Food Sources of the Wild Turkey

Biologists have studied thousands of turkey crops, gizzards and droppings and determined that the big birds are opportunistic omnivores. They will eat virtually any plant or small animal they can put their beaks on!

It is interesting to note that poults are predators when they peck from their eggshells.
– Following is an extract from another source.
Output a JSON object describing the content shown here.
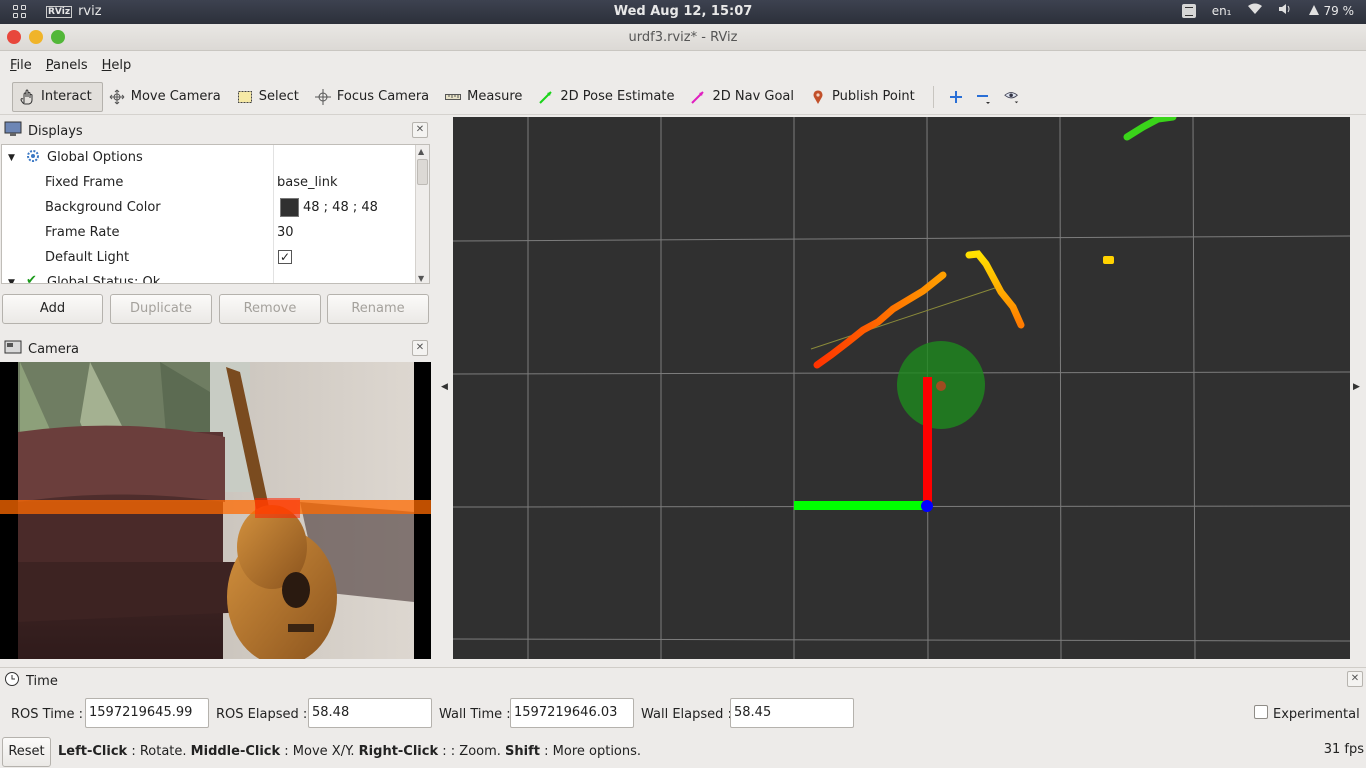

Tiny turkeys devour flies, moths, beetles, locusts, grasshoppers and other insects, which are high in protein and help them grow rapidly. Poults supplement their diet with seeds, leaves, stems and other plant matter.

As turkeys grow their dependence on insects subsides. Once poults are about a month old, they switch to a diet of mainly plants. Juvenile and adult turkeys feed heavily on hard mast (acorns, beechnuts, etc.), soft mast (grapes, berries and the like), seeds, sedges, forbs, leaves, buds, green shoots and many other types of plants. They visit agricultural fields and food plots to glean corn, wheat, oats, clover, rye and other grains and grasses. The birds supplement their diet with insects, snails, grubs, worms, salamanders, spiders and other small animals.

foraging turkeys
Turkeys spend a large portion of the day foraging around for food.
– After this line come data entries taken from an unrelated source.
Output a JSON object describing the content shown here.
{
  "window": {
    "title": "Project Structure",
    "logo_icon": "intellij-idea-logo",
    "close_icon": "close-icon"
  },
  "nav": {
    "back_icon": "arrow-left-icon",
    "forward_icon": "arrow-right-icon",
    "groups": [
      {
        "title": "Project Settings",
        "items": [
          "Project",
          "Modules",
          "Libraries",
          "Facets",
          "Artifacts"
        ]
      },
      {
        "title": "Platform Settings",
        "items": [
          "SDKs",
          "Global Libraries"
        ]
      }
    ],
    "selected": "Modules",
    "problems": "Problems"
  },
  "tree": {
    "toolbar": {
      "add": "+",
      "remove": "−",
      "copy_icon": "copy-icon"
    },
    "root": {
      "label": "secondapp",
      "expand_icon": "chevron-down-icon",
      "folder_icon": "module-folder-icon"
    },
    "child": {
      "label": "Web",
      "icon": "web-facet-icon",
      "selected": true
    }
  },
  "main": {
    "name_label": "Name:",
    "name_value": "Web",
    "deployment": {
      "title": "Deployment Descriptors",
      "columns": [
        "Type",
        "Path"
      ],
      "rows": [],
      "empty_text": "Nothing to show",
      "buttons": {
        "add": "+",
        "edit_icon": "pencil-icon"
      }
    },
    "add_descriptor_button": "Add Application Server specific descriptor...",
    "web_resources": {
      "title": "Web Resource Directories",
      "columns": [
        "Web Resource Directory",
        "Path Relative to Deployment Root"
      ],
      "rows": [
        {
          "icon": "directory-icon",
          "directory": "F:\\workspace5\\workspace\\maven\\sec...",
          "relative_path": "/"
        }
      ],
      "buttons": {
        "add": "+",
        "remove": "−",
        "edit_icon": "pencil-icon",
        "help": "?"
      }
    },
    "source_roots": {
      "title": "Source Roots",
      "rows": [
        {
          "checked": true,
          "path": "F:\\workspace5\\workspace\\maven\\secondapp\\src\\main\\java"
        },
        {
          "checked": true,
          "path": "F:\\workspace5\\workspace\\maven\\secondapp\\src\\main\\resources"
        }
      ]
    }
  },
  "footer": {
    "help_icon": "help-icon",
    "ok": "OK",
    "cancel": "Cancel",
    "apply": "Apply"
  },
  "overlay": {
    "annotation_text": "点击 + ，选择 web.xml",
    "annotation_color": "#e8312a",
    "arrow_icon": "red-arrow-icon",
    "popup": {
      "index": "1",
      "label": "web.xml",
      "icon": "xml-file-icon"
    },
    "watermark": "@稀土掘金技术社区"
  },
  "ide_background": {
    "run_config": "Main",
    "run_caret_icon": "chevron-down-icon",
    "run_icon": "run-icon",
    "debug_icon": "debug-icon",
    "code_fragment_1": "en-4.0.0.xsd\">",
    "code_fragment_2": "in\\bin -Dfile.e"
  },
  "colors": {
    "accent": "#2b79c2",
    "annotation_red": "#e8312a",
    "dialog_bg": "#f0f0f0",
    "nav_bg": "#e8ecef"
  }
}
The availability and abundance of preferred foods can determine the travel patterns of flocks. This is most evident in autumn, when turkeys depend heavily on mast. In a good mast year when acorns, beechnuts, dogwood berries and other fruits are everywhere, turkeys hang in the woods and generally don’t move very far from one food source to the next. But during a lean autumn when mast is scarce, turkeys must travel long distances to find pockets of productive nuts or berries. Also, flocks leave the woods and move out into farmlands where row crops grow.